In a speech in April 1996, presidential candidate Bob Dole cited Sarokin as one of four federal appellate and district judges that Clinton had appointed to the federal courts that Dole had deemed to be liberal activist judges. The others were Harold Baer, Jr., Rosemary Barkett, and Leonie Brinkema. On June 5, 1996, Sarokin announced that he would retire outright from the Third Circuit, effective July 31, 1996. Sarokin cited his fear that his opinions from the bench might be used politically. "It is apparent that there are those who have decided to 'Willie Hortonize' the Federal judiciary, and that I am to be one of their prime targets," he wrote in a letter to President Clinton. "In the current political campaign, enforcement of constitutional rights is equated with being soft on crime and indeed, even causing it." In a separate letter to colleagues, Sarokin denied that his decision to retire had had anything to do with the court's decision not to allow him to move his chambers to California.

Retirement

Just a few weeks before retiring from the bench, Sarokin purchased a house in Rancho Santa Fe, California, where he had chosen to live in retirement.
In retirement, Sarokin began to blog, serving as a regular contributor for the Huffington Post, opining on a myriad of issues and continuing to serve as an advocate for the wrongly convicted.

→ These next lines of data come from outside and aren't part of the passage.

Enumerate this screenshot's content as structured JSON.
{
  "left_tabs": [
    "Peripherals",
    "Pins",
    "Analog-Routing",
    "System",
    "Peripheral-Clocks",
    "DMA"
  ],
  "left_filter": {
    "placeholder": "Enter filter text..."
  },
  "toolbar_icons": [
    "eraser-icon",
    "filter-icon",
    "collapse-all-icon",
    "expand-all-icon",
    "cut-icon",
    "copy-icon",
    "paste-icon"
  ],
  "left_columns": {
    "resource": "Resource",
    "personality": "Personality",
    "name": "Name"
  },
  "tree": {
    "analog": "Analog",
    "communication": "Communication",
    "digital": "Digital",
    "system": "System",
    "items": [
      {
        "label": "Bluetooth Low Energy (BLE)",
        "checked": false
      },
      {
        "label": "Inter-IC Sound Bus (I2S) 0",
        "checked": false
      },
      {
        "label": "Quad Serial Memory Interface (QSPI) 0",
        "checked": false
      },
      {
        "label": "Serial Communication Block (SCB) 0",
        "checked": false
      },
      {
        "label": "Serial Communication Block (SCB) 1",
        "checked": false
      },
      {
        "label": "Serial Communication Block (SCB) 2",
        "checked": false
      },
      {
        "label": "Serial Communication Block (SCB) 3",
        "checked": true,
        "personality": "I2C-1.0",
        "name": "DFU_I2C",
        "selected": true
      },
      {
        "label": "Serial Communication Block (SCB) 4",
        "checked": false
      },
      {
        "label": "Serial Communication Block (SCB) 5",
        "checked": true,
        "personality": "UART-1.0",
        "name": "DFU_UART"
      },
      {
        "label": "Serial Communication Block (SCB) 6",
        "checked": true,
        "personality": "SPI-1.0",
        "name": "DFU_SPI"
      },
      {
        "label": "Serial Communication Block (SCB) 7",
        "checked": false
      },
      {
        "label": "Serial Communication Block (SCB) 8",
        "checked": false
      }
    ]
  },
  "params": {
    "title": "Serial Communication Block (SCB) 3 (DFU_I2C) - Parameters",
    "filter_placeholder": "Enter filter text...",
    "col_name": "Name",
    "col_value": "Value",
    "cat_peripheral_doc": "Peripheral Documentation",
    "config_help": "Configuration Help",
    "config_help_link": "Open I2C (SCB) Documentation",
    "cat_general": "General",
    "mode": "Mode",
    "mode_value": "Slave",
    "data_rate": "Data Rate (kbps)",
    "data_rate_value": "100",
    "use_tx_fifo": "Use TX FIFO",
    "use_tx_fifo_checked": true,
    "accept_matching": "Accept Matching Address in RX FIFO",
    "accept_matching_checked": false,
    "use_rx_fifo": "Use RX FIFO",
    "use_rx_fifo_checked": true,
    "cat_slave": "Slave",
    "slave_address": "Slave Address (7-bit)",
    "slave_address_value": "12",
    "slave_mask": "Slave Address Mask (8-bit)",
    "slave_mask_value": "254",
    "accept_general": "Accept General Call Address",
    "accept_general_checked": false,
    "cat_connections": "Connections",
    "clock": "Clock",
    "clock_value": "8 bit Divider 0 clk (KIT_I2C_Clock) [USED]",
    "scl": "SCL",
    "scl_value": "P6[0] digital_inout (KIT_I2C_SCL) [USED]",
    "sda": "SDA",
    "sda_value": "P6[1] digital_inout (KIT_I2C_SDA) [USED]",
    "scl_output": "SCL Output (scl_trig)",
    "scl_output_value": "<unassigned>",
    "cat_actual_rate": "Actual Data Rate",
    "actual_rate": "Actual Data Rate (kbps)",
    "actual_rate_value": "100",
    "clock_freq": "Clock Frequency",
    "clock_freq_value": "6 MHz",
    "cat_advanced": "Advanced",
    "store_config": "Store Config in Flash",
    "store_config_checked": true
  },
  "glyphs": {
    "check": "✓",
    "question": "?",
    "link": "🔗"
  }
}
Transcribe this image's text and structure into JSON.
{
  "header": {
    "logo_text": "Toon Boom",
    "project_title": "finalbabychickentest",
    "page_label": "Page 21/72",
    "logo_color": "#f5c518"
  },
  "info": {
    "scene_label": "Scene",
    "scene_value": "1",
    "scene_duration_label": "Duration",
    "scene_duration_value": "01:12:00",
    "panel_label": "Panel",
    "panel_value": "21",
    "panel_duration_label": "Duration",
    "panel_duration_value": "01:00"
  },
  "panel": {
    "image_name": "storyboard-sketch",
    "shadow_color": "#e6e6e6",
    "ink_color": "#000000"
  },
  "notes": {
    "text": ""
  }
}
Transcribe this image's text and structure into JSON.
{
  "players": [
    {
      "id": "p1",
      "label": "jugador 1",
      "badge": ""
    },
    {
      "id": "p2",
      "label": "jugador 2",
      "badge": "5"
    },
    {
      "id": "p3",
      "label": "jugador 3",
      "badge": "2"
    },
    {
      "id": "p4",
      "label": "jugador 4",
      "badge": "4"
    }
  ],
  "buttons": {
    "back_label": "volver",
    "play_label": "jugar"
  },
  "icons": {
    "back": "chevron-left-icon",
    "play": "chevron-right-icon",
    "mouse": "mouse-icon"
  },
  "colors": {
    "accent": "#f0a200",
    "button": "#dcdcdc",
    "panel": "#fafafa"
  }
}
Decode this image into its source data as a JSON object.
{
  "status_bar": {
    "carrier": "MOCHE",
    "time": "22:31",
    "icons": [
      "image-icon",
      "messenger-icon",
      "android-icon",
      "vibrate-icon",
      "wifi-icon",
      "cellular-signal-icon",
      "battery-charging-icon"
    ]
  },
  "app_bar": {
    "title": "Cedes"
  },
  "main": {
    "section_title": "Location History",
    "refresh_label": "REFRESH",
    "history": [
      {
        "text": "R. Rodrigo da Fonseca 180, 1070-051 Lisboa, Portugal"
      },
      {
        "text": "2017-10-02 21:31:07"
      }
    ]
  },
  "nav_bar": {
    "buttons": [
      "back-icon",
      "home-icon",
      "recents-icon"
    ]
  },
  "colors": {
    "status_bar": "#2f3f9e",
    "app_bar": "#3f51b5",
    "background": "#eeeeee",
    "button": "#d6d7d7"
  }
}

Most prominently, he wrote a five-part series on the IRP6 and several follow up articles. Sarokin then made a case for IRP6's innocence in a July 2017 blog post, at The Huffington Post. His advocacy was heralded in July 2016 online at The Washington Post entitled, , where author, Tom Jackman, details the meticulous investigation and ground breaking conclusions of Judge Sarokin, who became convinced the innocence of the IRP6. Judge Sarokin didn't stop at proclamations, he wrote a series on the Huffington Post Crime Blog about the IRP6 case, authored a play, called '', and ultimately a letter on behalf of the IRP6 to President Obama pushing for their clemency, something Sarokin stated he had never done in sixty years as a lawyer or judge.